Biochemist Harvey Millar of the University of Western Australia is featured in the video above. He said:
In the future, we’ll really be able to understand how plants are coping with rain, because rain can bring disease. It can bring a whole variety of other factors, which affect plants …
We’ll be able to equip plants to interact with their environment in a different way than they do at the moment.
Millar explained that the disease-carrying aspect of rain appears to be a major factor for plants:
When a raindrop splashes across a leaf, tiny droplets of water ricochet in all directions. These droplets can contain bacteria, viruses, or fungal spores. A single droplet can spread these up to 10 meters (32 feet) to surrounding plants.
The researchers used a spray bottle to simulate rain. They found that, after 10 minutes, over 700 genes in the plants they studied reacted in a “panic-like” manner and continued to do so for about 15 minutes. The response was rapid, even from just a single touch of water, these scientists said. The response affected chemical reactions in the plants, such as their hormone balance and how they create proteins. Warning signals were sent from leaf to leaf in the plants, with the plants ultimately taking defensive measures against the water. Plants that received repeated waterings had stunted growth and delayed flowering.
One of the most interesting reactions involved the plants “communicating” their fears or stress with other nearby plants. They communicate via the release of airborne chemicals that can travel to other plants. As Millar said:
If a plant’s neighbors have their defense mechanisms turned on, they are less likely to spread disease so it’s in their best interest for plants to spread the warning to nearby plants.

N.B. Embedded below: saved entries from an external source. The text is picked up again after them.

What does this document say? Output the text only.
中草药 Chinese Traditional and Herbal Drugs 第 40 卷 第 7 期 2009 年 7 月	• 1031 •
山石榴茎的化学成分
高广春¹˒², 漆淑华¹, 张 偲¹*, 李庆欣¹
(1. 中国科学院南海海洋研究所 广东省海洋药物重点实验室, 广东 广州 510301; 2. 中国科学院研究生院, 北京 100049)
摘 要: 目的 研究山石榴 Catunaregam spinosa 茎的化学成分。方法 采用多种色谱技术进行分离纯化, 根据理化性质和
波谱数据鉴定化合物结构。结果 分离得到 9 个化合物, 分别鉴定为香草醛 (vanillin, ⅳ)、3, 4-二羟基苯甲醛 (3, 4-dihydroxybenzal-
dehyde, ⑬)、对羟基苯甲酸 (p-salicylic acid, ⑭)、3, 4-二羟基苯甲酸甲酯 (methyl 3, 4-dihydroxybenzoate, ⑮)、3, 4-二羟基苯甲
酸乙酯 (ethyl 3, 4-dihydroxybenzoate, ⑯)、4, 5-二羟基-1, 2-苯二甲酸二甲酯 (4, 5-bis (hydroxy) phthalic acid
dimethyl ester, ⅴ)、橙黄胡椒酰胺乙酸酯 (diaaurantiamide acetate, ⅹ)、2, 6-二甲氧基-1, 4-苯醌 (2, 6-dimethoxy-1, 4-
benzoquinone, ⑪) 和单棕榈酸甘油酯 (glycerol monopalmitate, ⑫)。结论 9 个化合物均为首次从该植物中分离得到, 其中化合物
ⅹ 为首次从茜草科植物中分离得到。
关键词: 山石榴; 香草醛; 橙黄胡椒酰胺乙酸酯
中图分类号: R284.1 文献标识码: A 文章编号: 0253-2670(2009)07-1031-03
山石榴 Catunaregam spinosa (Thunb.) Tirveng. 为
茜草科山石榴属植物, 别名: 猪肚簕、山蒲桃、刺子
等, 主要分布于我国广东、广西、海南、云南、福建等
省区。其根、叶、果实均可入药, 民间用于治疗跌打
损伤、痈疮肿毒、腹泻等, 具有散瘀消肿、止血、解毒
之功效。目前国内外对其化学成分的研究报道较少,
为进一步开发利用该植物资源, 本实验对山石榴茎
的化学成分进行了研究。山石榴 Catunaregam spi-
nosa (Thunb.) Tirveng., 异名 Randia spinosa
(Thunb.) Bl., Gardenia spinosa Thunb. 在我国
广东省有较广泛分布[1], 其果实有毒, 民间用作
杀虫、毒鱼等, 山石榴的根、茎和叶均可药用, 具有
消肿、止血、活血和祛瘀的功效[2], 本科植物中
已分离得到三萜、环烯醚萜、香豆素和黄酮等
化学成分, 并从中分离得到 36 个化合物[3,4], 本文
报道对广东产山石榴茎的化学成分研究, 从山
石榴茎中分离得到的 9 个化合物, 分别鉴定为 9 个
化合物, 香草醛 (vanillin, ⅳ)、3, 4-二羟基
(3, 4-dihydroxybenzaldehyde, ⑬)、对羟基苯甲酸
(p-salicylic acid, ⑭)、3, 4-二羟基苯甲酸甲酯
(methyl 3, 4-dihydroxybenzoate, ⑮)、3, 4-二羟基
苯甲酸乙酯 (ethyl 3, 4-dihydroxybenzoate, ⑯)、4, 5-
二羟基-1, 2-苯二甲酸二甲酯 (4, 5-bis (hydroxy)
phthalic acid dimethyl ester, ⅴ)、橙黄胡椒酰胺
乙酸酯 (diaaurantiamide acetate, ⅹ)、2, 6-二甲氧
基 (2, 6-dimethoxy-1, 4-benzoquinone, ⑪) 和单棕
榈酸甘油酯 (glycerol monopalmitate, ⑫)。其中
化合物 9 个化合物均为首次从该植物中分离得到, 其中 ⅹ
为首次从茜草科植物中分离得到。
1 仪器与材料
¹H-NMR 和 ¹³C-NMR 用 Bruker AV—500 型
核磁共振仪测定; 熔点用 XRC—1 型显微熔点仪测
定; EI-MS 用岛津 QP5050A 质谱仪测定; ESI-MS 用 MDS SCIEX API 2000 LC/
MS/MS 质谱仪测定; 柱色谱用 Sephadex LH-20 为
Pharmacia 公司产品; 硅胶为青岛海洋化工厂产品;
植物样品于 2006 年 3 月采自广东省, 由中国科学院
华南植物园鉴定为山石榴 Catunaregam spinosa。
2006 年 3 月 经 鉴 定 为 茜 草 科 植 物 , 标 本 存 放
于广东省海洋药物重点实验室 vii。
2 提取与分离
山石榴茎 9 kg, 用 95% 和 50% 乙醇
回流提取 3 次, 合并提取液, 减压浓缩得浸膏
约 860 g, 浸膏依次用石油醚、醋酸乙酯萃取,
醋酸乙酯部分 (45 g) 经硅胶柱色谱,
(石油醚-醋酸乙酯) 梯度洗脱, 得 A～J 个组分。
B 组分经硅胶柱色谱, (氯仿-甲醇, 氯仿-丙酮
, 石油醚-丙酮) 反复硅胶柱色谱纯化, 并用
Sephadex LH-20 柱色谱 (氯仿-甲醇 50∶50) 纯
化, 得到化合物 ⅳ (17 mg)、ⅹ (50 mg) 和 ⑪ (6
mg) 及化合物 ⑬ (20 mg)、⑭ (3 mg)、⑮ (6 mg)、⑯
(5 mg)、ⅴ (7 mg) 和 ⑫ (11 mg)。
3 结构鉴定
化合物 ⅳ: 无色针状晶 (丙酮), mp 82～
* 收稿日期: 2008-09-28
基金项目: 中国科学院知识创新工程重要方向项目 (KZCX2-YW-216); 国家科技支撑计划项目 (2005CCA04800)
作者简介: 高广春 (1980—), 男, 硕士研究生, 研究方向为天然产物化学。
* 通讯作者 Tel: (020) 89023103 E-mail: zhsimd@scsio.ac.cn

It all sounds like science fiction. But these results build on what scientists already knew about how plants can react to their surroundings and communicate with each other in their own way. Plants can also respond to and warn each other about other dangers, for example insects. Consider aphid-infested bean plants that release odorous chemicals called volatile organic compounds (VOCs) into the air. Neighboring bean plants respond by emitting different VOCs that repel the aphids and attract aphid-hunting wasps.
And those same plants communicated in another way as well. They used symbiont fungi – mycorrhizal fungi connecting the roots of the plants with the hyphae, branching filaments that make up the fungal mycelium – to send chemical warnings below the surface. David Johnson, a soil ecologist at the University of Aberdeen, noted that when his team first saw these results:
… it was quite a eureka moment … We had more samples to test, but even at that point, it was pretty clear that this is an effective signaling system.
It even seems that plants can “eavesdrop” on hints of their neighboring plants’ distress through their root systems.
They might be able to communicate through ultrasonic sounds – any sounds above the frequency of audible sound – further evidence that they can communicate in more ways than ever thought possible. According to Richard Karban, an evolutionary ecologist at the University of California, Davis:
In the last 15 years the idea that plants are communicating has become much more accepted. The evidence for that is now substantial, and it’s exciting to unravel all these different realms of plant communication.
Monica Gagliano, an evolutionary ecologist at the University of Western Australia, found that the roots of young corn plants grown in water make clicking sounds, and that when sounds in the same frequency range were played back to the roots, they responded by bending toward the source. Gagliano said:
We’ve shown that plants can recognize when they’re growing next to a ‘bad neighbor’ and change their growth behavior accordingly, even when we remove all the channels of communication we know about. We also have some evidence that there is an emission [of sound] and a response of some sort. We are not ruling out other possibilities, of course, but we think this other channel of communication might be acoustic.
Bottom line: Even though plants need water, new research shows that they panic about getting wet and can communicate about this and other perceived dangers.